The story line of the 2015 season may yet reveal Mariota as a franchise pillar and Winston as a coach killer, but when it comes to evaluating the long-term futures of NFL quarterbacks, snap judgments based on one game are silly.
Take Week 1 of the 1998 season, when Leaf and the Chargers beat Buffalo while Manning and the Colts lost to Miami. Their stats suggested neither was ready for prime time — Leaf’s 54.8 passer rating virtually mirrored Manning’s 58.6 — and no reasonable observer could have projected the former as an all-time failure and the latter as an all-time great.
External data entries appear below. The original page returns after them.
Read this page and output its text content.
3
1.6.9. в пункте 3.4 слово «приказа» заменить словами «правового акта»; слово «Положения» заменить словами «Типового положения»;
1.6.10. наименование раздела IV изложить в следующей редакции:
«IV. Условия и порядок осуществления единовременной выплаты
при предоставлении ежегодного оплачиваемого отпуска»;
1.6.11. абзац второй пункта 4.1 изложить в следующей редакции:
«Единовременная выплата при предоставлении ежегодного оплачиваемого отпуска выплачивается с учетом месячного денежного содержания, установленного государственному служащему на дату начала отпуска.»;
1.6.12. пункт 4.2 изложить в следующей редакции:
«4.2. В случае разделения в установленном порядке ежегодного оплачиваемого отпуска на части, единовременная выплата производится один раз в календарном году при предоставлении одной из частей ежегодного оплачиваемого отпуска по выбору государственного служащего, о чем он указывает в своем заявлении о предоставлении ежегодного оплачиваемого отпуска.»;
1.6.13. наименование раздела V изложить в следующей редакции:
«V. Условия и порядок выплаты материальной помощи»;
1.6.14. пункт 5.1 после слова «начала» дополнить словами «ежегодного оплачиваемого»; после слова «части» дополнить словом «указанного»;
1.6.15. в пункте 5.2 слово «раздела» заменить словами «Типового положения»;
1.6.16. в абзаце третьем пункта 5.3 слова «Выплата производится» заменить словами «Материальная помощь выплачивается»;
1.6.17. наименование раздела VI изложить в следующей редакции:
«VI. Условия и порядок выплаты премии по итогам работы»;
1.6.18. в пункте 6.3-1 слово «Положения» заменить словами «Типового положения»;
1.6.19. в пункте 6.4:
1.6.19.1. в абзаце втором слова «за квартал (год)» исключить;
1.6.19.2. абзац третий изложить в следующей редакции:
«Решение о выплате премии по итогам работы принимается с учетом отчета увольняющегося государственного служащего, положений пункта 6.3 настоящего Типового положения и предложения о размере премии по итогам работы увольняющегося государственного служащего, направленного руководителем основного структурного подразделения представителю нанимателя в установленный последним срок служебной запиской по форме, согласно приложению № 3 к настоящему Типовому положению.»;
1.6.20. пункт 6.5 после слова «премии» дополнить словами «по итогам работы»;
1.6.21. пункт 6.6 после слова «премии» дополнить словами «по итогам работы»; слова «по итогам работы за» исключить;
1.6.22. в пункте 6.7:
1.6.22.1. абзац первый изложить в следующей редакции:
A final thought on Winston’s inglorious initiation into the NFL last Sunday, when his first pass was intercepted and returned for touchdown: Not since 1991 had a quarterback been victimized by a pick-six after one career throw. That guy in 1991, a backup for Atlanta, attempted four other passes in a Falcons uniform, two of which also were intercepted.
The quarterback was Brett Favre. If he’s not a first-ballot selection for the Pro Football Hall of Fame’s class of 2016, an investigation will be in order.